Of course, this argument is totally specious. It could only make sense if there were no benefits to mono-repos, or if the costs would someday come to outweigh the benefits. But when we look at the purely technical effects on design here… mono-repos impose slightly higher immediate costs, in favor of big longer-term benefits! With a mono-repo, everyone is forced to pay a continuing low-grade cost to keep up with cross-cutting changes across the repo, and in the long run, designs are able to evolve for the better. It’s the exact opposite of the supposed effect that the “maturity” argument presumes.

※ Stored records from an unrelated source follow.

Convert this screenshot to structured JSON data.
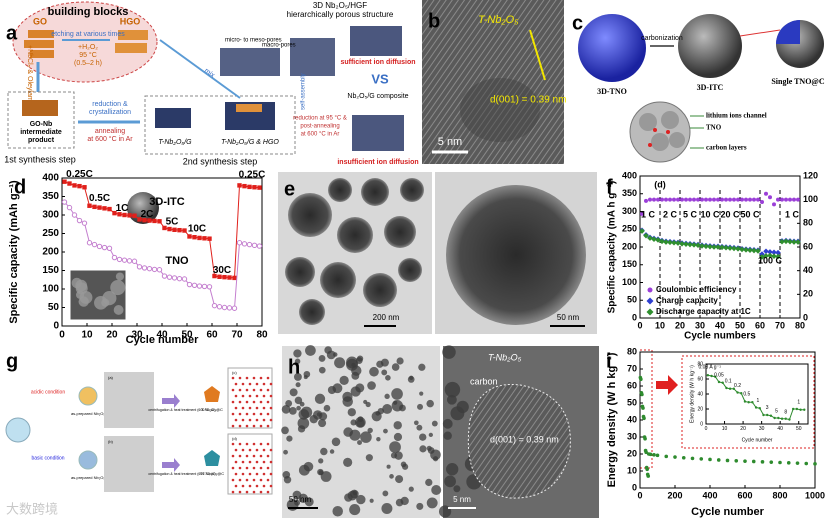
{
  "panels": {
    "a": {
      "label": "a",
      "building_blocks": "building blocks",
      "go": "GO",
      "hgo": "HGO",
      "etching": "etching at various times",
      "h2o2": "+H₂O₂",
      "temp": "95 °C",
      "time": "(0.5–2 h)",
      "nbcl": "+NbCl₅ & Oleylamine",
      "go_nb": [
        "GO-Nb",
        "intermediate",
        "product"
      ],
      "step1": "1st synthesis step",
      "reduction": [
        "reduction &",
        "crystallization"
      ],
      "annealing": [
        "annealing",
        "at 600 °C in Ar"
      ],
      "tnbg": "T-Nb₂O₅/G",
      "tnbg_hgo": "T-Nb₂O₅/G & HGO",
      "mix": "mix",
      "step2": "2nd synthesis step",
      "hgf": [
        "3D Nb₂O₅/HGF",
        "hierarchically porous structure"
      ],
      "micro": "micro- to meso-pores",
      "macro": "macro-pores",
      "self_assembly": "self-assembly",
      "sufficient": "sufficient ion diffusion",
      "vs": "VS",
      "composite": "Nb₂O₅/G composite",
      "post": [
        "reduction at 95 °C &",
        "post-annealing",
        "at 600 °C in Ar"
      ],
      "insufficient": "insufficient ion diffusion"
    },
    "b": {
      "label": "b",
      "phase": "T-Nb₂O₅",
      "spacing": "d(001) = 0.39 nm",
      "scale": "5 nm"
    },
    "c": {
      "label": "c",
      "carbonization": "carbonization",
      "tno": "3D-TNO",
      "itc": "3D-ITC",
      "single": "Single TNO@C",
      "channel": "lithium ions channel",
      "tno2": "TNO",
      "carbon": "carbon layers"
    },
    "e": {
      "label": "e",
      "scale1": "200 nm",
      "scale2": "50 nm"
    },
    "g": {
      "label": "g",
      "acidic": "acidic condition",
      "basic": "basic condition",
      "as_prepared": [
        "as-prepared Nb₂O₅",
        "as-prepared Nb₂O₅"
      ],
      "treatment": [
        "centrifugation & heat treatment (600 °C, Ar)",
        "centrifugation & heat treatment (600 °C, Ar)"
      ],
      "t_nb": "T-Nb₂O₅@C",
      "tt_nb": "TT-Nb₂O₅@C",
      "subs": [
        "(a)",
        "(b)",
        "(c)",
        "(d)"
      ]
    },
    "h": {
      "label": "h",
      "scale1": "50 nm",
      "scale2": "5 nm",
      "carbon": "carbon",
      "phase": "T-Nb₂O₅",
      "spacing": "d(001) = 0.39 nm"
    }
  },
  "watermark": "大数跨境",
  "chart_data": [
    {
      "label": "d",
      "type": "line",
      "xlabel": "Cycle number",
      "ylabel": "Specific capacity (mAh g⁻¹)",
      "xlim": [
        0,
        80
      ],
      "xticks": [
        0,
        10,
        20,
        30,
        40,
        50,
        60,
        70,
        80
      ],
      "ylim": [
        0,
        400
      ],
      "yticks": [
        0,
        50,
        100,
        150,
        200,
        250,
        300,
        350,
        400
      ],
      "lines": true,
      "legend": "direct",
      "x": [
        1,
        3,
        5,
        7,
        9,
        11,
        13,
        15,
        17,
        19,
        21,
        23,
        25,
        27,
        29,
        31,
        33,
        35,
        37,
        39,
        41,
        43,
        45,
        47,
        49,
        51,
        53,
        55,
        57,
        59,
        61,
        63,
        65,
        67,
        69,
        71,
        73,
        75,
        77,
        79
      ],
      "series": [
        {
          "name": "3D-ITC",
          "color": "#e0201b",
          "marker": "square",
          "values": [
            390,
            385,
            380,
            378,
            375,
            325,
            322,
            320,
            318,
            316,
            305,
            302,
            300,
            299,
            298,
            288,
            286,
            285,
            284,
            283,
            265,
            262,
            260,
            259,
            258,
            242,
            240,
            238,
            237,
            236,
            135,
            133,
            132,
            131,
            130,
            380,
            378,
            376,
            375,
            374
          ]
        },
        {
          "name": "TNO",
          "color": "#c47fcf",
          "marker": "circle",
          "values": [
            335,
            320,
            300,
            285,
            278,
            225,
            220,
            215,
            212,
            210,
            185,
            180,
            178,
            176,
            175,
            160,
            157,
            155,
            153,
            152,
            135,
            132,
            130,
            128,
            127,
            112,
            110,
            108,
            107,
            106,
            55,
            52,
            50,
            49,
            48,
            225,
            222,
            220,
            218,
            216
          ]
        }
      ],
      "annotations": [
        "0.25C",
        "0.5C",
        "1C",
        "2C",
        "5C",
        "10C",
        "30C",
        "0.25C"
      ]
    },
    {
      "label": "f",
      "type": "scatter",
      "xlabel": "Cycle numbers",
      "ylabel": "Specific capacity (mA h g⁻¹)",
      "xlim": [
        0,
        80
      ],
      "xticks": [
        0,
        10,
        20,
        30,
        40,
        50,
        60,
        70,
        80
      ],
      "ylim": [
        0,
        400
      ],
      "yticks": [
        0,
        50,
        100,
        150,
        200,
        250,
        300,
        350,
        400
      ],
      "y2lim": [
        0,
        120
      ],
      "y2ticks": [
        0,
        20,
        40,
        60,
        80,
        100,
        120
      ],
      "lines": false,
      "legend": "lower left",
      "dividers": [
        10,
        20,
        30,
        40,
        50,
        60,
        70
      ],
      "x": [
        1,
        3,
        5,
        7,
        9,
        11,
        13,
        15,
        17,
        19,
        21,
        23,
        25,
        27,
        29,
        31,
        33,
        35,
        37,
        39,
        41,
        43,
        45,
        47,
        49,
        51,
        53,
        55,
        57,
        59,
        61,
        63,
        65,
        67,
        69,
        71,
        73,
        75,
        77,
        79
      ],
      "series": [
        {
          "name": "Coulombic efficiency",
          "color": "#9b3fd8",
          "marker": "circle",
          "axis": "y2",
          "values": [
            88,
            99,
            100,
            100,
            100,
            100,
            100,
            100,
            100,
            100,
            100,
            100,
            100,
            100,
            100,
            100,
            100,
            100,
            100,
            100,
            100,
            100,
            100,
            100,
            100,
            100,
            100,
            100,
            100,
            100,
            98,
            105,
            102,
            96,
            100,
            100,
            100,
            100,
            100,
            100
          ]
        },
        {
          "name": "Charge capacity",
          "color": "#2e3fd0",
          "marker": "diamond",
          "values": [
            247,
            234,
            227,
            224,
            222,
            218,
            216,
            215,
            214,
            213,
            211,
            210,
            209,
            208,
            207,
            205,
            204,
            203,
            202,
            202,
            201,
            200,
            199,
            198,
            197,
            195,
            194,
            193,
            192,
            191,
            180,
            188,
            186,
            185,
            184,
            217,
            218,
            217,
            216,
            216
          ]
        },
        {
          "name": "Discharge capacity at 1C",
          "color": "#2f8f2f",
          "marker": "diamond",
          "values": [
            245,
            232,
            225,
            222,
            220,
            216,
            214,
            213,
            212,
            211,
            209,
            208,
            207,
            206,
            205,
            203,
            202,
            201,
            200,
            200,
            199,
            198,
            197,
            196,
            195,
            193,
            192,
            191,
            190,
            189,
            172,
            175,
            176,
            174,
            173,
            215,
            216,
            215,
            214,
            214
          ]
        }
      ],
      "annotations": [
        "(d)",
        "1 C",
        "2 C",
        "5 C",
        "10 C",
        "20 C",
        "50 C",
        "100 C",
        "1 C"
      ]
    },
    {
      "label": "i",
      "type": "scatter",
      "xlabel": "Cycle number",
      "ylabel": "Energy density (W h kg⁻¹)",
      "xlim": [
        0,
        1000
      ],
      "xticks": [
        0,
        200,
        400,
        600,
        800,
        1000
      ],
      "ylim": [
        0,
        80
      ],
      "yticks": [
        0,
        10,
        20,
        30,
        40,
        50,
        60,
        70,
        80
      ],
      "lines": false,
      "x": [
        2,
        5,
        8,
        11,
        14,
        17,
        20,
        23,
        26,
        29,
        32,
        35,
        38,
        41,
        44,
        47,
        50,
        60,
        80,
        100,
        150,
        200,
        250,
        300,
        350,
        400,
        450,
        500,
        550,
        600,
        650,
        700,
        750,
        800,
        850,
        900,
        950,
        1000
      ],
      "series": [
        {
          "name": "Energy density",
          "color": "#2e8b2e",
          "marker": "circle",
          "values": [
            65,
            64,
            56,
            55,
            48,
            47,
            42,
            41,
            30,
            29,
            22,
            21,
            12,
            11,
            8,
            7,
            20,
            19.8,
            19.5,
            19.2,
            18.6,
            18.2,
            17.8,
            17.4,
            17.1,
            16.8,
            16.5,
            16.2,
            16,
            15.8,
            15.6,
            15.4,
            15.2,
            15,
            14.8,
            14.6,
            14.4,
            14.2
          ]
        }
      ]
    },
    {
      "type": "scatter",
      "xlabel": "Cycle number",
      "ylabel": "Energy density (W h kg⁻¹)",
      "xlim": [
        0,
        55
      ],
      "xticks": [
        0,
        10,
        20,
        30,
        40,
        50
      ],
      "ylim": [
        0,
        80
      ],
      "yticks": [
        0,
        20,
        40,
        60,
        80
      ],
      "lines": true,
      "x": [
        1,
        3,
        5,
        7,
        9,
        11,
        13,
        15,
        17,
        19,
        21,
        23,
        25,
        27,
        29,
        31,
        33,
        35,
        37,
        39,
        41,
        43,
        45,
        47,
        49,
        51,
        53
      ],
      "series": [
        {
          "name": "Energy density",
          "color": "#2e8b2e",
          "marker": "circle",
          "values": [
            65,
            64,
            63,
            56,
            55,
            48,
            47,
            47,
            42,
            41,
            30,
            29,
            29,
            22,
            21,
            12,
            12,
            11,
            8,
            8,
            7,
            7,
            6,
            20,
            20,
            19,
            19
          ]
        }
      ],
      "annotations": [
        "0.03 A g⁻¹",
        "0.05",
        "0.1",
        "0.2",
        "0.5",
        "1",
        "3",
        "5",
        "8",
        "1"
      ]
    }
  ]
}
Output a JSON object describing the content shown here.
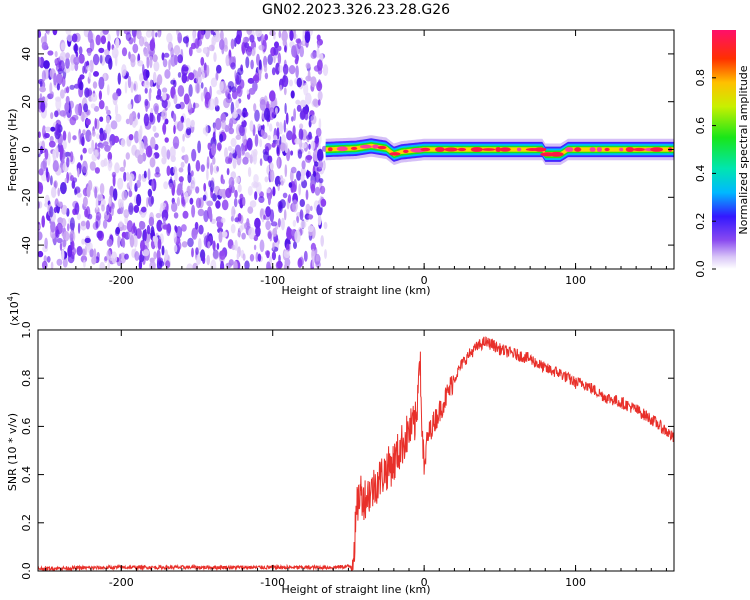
{
  "title": "GN02.2023.326.23.28.G26",
  "chart_data": [
    {
      "type": "heatmap",
      "title": "",
      "xlabel": "Height of straight line (km)",
      "ylabel": "Frequency (Hz)",
      "xlim": [
        -255,
        165
      ],
      "ylim": [
        -50,
        50
      ],
      "xticks": [
        -200,
        -100,
        0,
        100
      ],
      "yticks": [
        -40,
        -20,
        0,
        20,
        40
      ],
      "noise_region_x": [
        -255,
        -65
      ],
      "signal_band": {
        "x_start": -65,
        "x_end": 165,
        "center_frequency_points": [
          [
            -65,
            0
          ],
          [
            -45,
            0.5
          ],
          [
            -35,
            1.5
          ],
          [
            -25,
            0.5
          ],
          [
            -20,
            -2
          ],
          [
            -15,
            -1
          ],
          [
            0,
            0
          ],
          [
            40,
            0
          ],
          [
            60,
            0
          ],
          [
            78,
            0
          ],
          [
            80,
            -2
          ],
          [
            90,
            -2
          ],
          [
            95,
            0
          ],
          [
            165,
            0
          ]
        ]
      },
      "colorbar": {
        "label": "Normalized spectral amplitude",
        "range": [
          0,
          1
        ],
        "ticks": [
          0.0,
          0.2,
          0.4,
          0.6,
          0.8
        ],
        "tick_labels": [
          "0.0",
          "0.2",
          "0.4",
          "0.6",
          "0.8"
        ]
      }
    },
    {
      "type": "line",
      "title": "",
      "xlabel": "Height of straight line (km)",
      "ylabel": "SNR (10 * v/v)",
      "multiplier_label": "(x10",
      "multiplier_exponent": "4",
      "multiplier_close": ")",
      "xlim": [
        -255,
        165
      ],
      "ylim": [
        0,
        1.0
      ],
      "xticks": [
        -200,
        -100,
        0,
        100
      ],
      "yticks": [
        0.0,
        0.2,
        0.4,
        0.6,
        0.8,
        1.0
      ],
      "ytick_labels": [
        "0.0",
        "0.2",
        "0.4",
        "0.6",
        "0.8",
        "1.0"
      ],
      "series": [
        {
          "color": "#e8302a",
          "x": [
            -255,
            -200,
            -150,
            -100,
            -60,
            -48,
            -46,
            -44,
            -42,
            -40,
            -35,
            -30,
            -25,
            -20,
            -15,
            -10,
            -5,
            -3,
            -2,
            0,
            2,
            5,
            10,
            15,
            20,
            25,
            30,
            35,
            40,
            45,
            50,
            55,
            60,
            65,
            70,
            75,
            80,
            85,
            90,
            95,
            100,
            105,
            110,
            120,
            130,
            140,
            150,
            160,
            165
          ],
          "y": [
            0.01,
            0.015,
            0.015,
            0.015,
            0.015,
            0.02,
            0.12,
            0.28,
            0.33,
            0.3,
            0.33,
            0.38,
            0.42,
            0.45,
            0.52,
            0.58,
            0.62,
            0.95,
            0.7,
            0.4,
            0.55,
            0.6,
            0.66,
            0.73,
            0.8,
            0.86,
            0.9,
            0.93,
            0.95,
            0.94,
            0.92,
            0.91,
            0.9,
            0.89,
            0.88,
            0.86,
            0.84,
            0.83,
            0.82,
            0.8,
            0.78,
            0.78,
            0.76,
            0.72,
            0.7,
            0.67,
            0.63,
            0.58,
            0.55
          ]
        }
      ]
    }
  ],
  "colors": {
    "heatmap_noise": "#7a2ee6",
    "heatmap_noise_light": "#c9a6f2",
    "signal_high": "#ff1744",
    "signal_mid": "#00e676",
    "signal_low": "#00b0ff",
    "snr_line": "#e8302a"
  }
}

The Linux kernel’s internal stability policy sees some similar criticism. “Obviously the big boys are capable of maintaining stable APIs, not like those Linux kids!” Or even better, the pure assumption that the reason the kernel allows internal breaking changes is entirely rooted in free software political activism: an attempt to force drivers open-source.

Again, fascinatingly, this gets it exactly backwards. The idea that there should be a stable API for drivers is born of necessity by a proprietary kernel. That’s a technical decision made by a “political” constraint! With the Linux kernel, as an open source project, it could go either way. But there are technical advantages to being able to evolve kernel internals, and so the approach of open sourcing and upstreaming drivers gets taken instead. That’s a “political” constraint driven by a technical decision, not the other way around!

Disadvantages?

Of course, there are reasons this ain’t all peaches and sunshine. I’ll ignore the kernel-specific aspects, like getting hardware vendors to come around to developing driver in the open.

The major problem this approach creates is deprecation. If you eschew “plug-ins” for just upstreaming everything, you end up with a monotonically growing pile of code. The Linux kernel is now noticeably starting to contain broken drivers for hardware that nobody uses anymore.

But the “upstream everything” approach now creates a new problem to be solved: when do we remove such a driver?

The trouble here is that the existence of these drivers isn’t free. Upstreaming everything avoids the creation of hard system boundaries, but we can end up creating rather firm system boundaries when an API is used in hundreds of thousands of lines of code. Nobody wants to do all that work to accommodate a design change. Every additional driver is additional friction that gets in the way of making design changes.

Eventually everything is going to grind to a halt.

The obvious solution is to get rid of things nobody’s using anymore, but the upstreaming policy creates a new political problem to be solved. Now, instead of old drivers simply bitrotting away into the void, somebody has to take the action of removing them from the kernel. And by taking that action, you get to be the target of ire from anybody who still wanted that driver around. So that’s a bit of a problem.

So far as I’m aware, Linux developers have only just started to propose removing drivers that are visibly broken—proving that no one is actively using them. And to solve the political problem, they insist the drivers can stay if only someone steps up to fix them.

So either the driver gets fixed up, or it turns out the people who’d get upset about the driver going away are also people who aren’t going to lift a finger to save it. That rather neatly lets everyone just get on with things.

End notes

  • The driver removal problem rather reminds me of other open source political fights. The librsvg developers decided to adopt Rust, but Rust only has a compiler for certain architectures, and distributions like Debian support more architectures than that. So newer versions of the library don’t build for some supported architectures… what’s a Debian to do?